Le Mauritanien condamné à mort pour apostasie a eu le sort qu'il mérite

Nouakchott - Le chef du parti islamiste mauritanien modéré Tewassoul, Jemil Ould Mansour, a salué jeudi la condamnation dans son pays d'un jeune musulman accusé d'apostasie qui, selon lui, a eu le sort qu'il mérite.

Cette condamnation à mort a été prononcée à Nouadhibou (nord-ouest) contre Mohamed Cheikh Ould Mohamed tard mercredi soir, au deuxième jour de son procès. Il s'agit du premier procès pour apostasie de l'histoire de la Mauritanie depuis l'indépendance du pays en 1960.

L'accusé, en détention depuis le 2 janvier, était poursuivi pour un écrit dénoncé comme blasphématoire et comme portant atteinte au prophète Mahomet.

A l'ouverture de son procès, il a plaidé non coupable et expliqué qu'il n'avait pas l'intention de critiquer le prophète mais de défendre une composante sociale mal considérée et maltraitée, la caste des forgerons (maalemines), dont il est lui-même issu.

C'est l'affaire d'un criminel qui a eu ce qu'il mérite, a estimé jeudi devant la presse à Nouakchott Jemil Ould Mansour, président du parti Tewassoul, première force de l'opposition parlementaire en Mauritanie.

Notre parti n'a rien à ajouter à ce sujet, a ajouté M. Ould Mansour, une des rares personnalités à s'exprimer publiquement et à découvert sur la question dans le pays, où se sont déroulées en janvier et février plusieurs manifestations de colère contre Mohamed Cheikh Ould Mohamed, qualifié de blasphémateur, certains manifestant allant jusqu'à réclamer sa tête.

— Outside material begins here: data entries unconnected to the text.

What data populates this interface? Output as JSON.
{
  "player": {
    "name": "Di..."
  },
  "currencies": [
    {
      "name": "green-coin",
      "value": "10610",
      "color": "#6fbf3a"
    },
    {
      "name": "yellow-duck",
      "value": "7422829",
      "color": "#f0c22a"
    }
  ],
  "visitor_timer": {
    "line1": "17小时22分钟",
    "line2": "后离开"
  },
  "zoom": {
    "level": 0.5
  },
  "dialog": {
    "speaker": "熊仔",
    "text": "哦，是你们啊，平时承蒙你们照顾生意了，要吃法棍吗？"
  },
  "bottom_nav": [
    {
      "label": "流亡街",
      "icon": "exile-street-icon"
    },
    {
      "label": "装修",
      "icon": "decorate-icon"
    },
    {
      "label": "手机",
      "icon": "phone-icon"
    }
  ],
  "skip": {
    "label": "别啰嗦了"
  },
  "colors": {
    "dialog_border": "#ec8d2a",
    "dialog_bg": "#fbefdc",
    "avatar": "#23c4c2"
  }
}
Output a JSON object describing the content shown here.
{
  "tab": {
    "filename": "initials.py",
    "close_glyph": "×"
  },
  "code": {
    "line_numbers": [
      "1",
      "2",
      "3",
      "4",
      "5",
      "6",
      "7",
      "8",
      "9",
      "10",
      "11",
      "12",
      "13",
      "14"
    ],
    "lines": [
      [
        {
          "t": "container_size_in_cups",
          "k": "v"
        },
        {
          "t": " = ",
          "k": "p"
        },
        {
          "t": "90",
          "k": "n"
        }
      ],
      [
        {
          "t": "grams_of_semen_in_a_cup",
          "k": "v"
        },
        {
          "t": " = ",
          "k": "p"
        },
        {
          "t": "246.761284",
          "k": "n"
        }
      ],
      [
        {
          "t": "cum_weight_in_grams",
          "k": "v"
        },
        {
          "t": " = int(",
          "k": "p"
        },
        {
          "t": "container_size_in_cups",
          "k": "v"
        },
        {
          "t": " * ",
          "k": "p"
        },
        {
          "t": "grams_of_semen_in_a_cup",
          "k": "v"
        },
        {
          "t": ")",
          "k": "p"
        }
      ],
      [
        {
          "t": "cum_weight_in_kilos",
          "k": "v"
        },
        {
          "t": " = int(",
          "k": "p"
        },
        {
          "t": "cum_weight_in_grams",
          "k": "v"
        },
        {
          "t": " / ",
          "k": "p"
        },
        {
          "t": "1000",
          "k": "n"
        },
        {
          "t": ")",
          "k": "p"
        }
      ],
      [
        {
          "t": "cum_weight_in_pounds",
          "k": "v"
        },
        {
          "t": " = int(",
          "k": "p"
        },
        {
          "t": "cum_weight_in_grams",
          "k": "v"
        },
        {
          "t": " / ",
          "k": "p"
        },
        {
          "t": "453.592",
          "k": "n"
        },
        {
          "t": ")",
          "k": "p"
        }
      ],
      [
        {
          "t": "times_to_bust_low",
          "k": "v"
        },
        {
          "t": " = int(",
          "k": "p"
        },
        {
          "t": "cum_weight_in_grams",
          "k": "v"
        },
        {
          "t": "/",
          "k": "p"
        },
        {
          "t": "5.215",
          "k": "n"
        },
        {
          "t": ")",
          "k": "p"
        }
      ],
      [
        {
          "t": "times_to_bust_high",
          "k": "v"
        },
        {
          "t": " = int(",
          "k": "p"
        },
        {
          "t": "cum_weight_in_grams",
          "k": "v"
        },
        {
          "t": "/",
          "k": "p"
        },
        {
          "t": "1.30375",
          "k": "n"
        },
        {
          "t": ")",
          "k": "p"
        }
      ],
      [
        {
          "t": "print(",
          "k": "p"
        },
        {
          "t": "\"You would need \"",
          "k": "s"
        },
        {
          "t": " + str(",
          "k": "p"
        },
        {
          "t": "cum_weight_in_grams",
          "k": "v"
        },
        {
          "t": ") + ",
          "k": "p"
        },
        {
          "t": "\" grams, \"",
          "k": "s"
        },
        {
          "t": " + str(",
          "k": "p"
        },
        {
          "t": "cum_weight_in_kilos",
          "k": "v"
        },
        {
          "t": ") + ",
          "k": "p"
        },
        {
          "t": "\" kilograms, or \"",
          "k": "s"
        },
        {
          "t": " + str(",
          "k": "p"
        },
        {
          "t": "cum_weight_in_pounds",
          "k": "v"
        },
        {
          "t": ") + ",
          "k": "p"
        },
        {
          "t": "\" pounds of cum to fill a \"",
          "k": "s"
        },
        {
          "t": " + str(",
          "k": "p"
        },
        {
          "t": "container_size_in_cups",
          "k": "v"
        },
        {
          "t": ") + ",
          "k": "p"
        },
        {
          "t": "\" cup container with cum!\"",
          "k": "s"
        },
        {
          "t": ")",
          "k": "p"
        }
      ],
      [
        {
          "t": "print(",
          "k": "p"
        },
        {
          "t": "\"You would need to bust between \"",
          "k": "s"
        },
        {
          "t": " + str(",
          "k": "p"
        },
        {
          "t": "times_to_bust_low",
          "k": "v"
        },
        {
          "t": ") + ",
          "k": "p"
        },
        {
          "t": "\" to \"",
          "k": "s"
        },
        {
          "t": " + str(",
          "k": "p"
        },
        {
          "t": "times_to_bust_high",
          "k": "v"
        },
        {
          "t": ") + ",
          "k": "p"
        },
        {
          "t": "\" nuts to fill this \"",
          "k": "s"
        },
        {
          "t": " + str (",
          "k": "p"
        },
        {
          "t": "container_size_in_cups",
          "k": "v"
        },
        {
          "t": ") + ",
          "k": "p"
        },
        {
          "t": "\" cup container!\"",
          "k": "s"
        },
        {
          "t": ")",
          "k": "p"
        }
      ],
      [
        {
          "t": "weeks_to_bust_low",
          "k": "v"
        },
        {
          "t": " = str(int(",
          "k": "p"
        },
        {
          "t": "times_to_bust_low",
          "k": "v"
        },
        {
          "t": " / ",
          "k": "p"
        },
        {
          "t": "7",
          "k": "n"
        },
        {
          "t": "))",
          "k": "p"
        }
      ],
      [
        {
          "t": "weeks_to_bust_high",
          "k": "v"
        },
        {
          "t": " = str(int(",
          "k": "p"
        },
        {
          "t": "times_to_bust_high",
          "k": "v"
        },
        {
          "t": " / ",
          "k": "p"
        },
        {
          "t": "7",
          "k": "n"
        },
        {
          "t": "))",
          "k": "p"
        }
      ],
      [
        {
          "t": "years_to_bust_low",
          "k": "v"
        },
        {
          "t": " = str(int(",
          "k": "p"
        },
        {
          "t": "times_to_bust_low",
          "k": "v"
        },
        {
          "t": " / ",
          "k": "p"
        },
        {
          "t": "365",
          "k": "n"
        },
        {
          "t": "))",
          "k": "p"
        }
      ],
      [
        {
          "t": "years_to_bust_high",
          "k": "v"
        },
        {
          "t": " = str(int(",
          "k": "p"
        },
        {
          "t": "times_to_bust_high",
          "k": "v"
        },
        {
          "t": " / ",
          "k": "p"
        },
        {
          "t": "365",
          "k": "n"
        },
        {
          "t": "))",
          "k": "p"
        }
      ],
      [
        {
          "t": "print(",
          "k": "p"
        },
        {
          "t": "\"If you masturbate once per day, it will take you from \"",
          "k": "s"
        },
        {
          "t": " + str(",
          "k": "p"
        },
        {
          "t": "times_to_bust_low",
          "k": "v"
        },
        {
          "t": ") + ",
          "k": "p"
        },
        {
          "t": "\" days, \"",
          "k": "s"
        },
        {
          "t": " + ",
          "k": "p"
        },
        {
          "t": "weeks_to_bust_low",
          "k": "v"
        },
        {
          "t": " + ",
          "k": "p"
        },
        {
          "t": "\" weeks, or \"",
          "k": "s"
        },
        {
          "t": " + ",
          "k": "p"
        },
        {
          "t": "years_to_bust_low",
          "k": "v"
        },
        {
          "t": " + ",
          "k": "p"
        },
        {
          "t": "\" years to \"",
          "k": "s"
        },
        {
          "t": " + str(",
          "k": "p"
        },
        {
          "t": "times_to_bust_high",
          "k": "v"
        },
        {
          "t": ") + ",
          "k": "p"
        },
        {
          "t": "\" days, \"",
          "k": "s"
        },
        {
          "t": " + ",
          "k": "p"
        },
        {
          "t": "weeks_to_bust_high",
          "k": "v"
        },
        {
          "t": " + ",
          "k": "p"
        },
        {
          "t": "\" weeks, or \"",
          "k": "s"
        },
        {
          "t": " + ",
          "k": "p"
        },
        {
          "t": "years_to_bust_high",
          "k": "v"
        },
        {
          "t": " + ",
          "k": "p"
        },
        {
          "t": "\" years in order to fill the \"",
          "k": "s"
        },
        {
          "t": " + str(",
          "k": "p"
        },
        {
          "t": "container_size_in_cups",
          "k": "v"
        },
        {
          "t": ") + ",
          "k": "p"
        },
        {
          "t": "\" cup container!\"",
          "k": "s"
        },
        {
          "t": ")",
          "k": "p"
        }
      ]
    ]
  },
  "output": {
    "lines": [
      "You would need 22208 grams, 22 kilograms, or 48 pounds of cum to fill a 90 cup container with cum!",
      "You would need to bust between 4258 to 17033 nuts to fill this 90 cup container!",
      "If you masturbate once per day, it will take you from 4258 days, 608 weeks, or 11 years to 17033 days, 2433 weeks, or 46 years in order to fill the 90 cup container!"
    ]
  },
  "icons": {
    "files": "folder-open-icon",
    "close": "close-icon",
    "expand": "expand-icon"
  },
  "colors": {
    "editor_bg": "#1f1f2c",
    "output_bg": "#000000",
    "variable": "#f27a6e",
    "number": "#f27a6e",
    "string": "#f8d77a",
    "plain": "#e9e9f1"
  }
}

L'annonce de la condamnation du jeune homme a cependant été suivie dans la nuit de mercredi à jeudi de bruyantes scènes de joie à Nouadhibou, tant au tribunal que dans les rues, selon une source judiciaire jointe sur place.

Elle a aussi donné lieu par endroits à Nouakchott à des manifestations d'approbation, d'après des témoins.

Comme à Nouadhibou, des habitants de la capitale sont sortis dans les rues, saluant la sentence par des concerts de klaxon, certains criant Allah Akbar (Dieu est grand) !, a-t-on indiqué de mêmes sources.

Avant sa comparution ainsi que durant son procès, Mohamed Cheikh Ould Mohamed - également identifié par certains médias locaux comme Mohamed Cheikh Ould Mohamed Ould Mkheitir - s'est repenti tout en niant l'accusation à son encontre, d'après des sources judiciaires.

Mardi, un juge a rappelé que Mohamed Cheikh Ould Mohamed a été inculpé d'apostasie pour avoir parlé avec légèreté du prophète Mahomet et enfreint aux ordres divins dans un article publié brièvement sur des sites Internet mauritaniens. Dans cet article, il contestait des décisions prises par le prophète Mahomet et ses compagnons durant les guerres saintes, selon une des sources judiciaires.

De même source, le procureur a présenté d'autres textes qui lui sont attribués, les estimant plus graves et sans équivoque sur sa mauvaise foi.

Dans leur plaidoirie, les deux avocats commis d'office pour sa défense ont insisté sur son repentir et estimé que cela devrait être pris en compte en sa faveur.

La Mauritanie compte aujourd'hui près de 4 millions d'habitants d'origine arabo-berbère - les Maures - et d'Afrique subsaharienne - les Négro-Africains.

La société, auparavant organisée autour des ethnies et des tribus elles-mêmes subdivisées en castes, a enregistré avec la sédentarisation et l'urbanisation des changements rendant sa structure complexe.

Les maalemines étaient traditionnellement en bas de l'échelle parmi les castes spécialisées (griots, tributaires, pêcheurs, chasseurs) au sein de toutes les communautés.

Dans son article controversé, Mohamed Cheikh Ould Mohamed accusait la société mauritanienne de perpétuer un ordre social inique hérité de l'époque du prophète et dénonçait les conditions de couches défavorisées, dont les maalemines.

Fin 2012, un mouvement s'est fait connaître à Nouakchott sous le nom d'Initiative des forgerons pour la lutte contre la marginalisation. Aucun des responsables identifiés n'était joignables jusqu'à jeudi soir.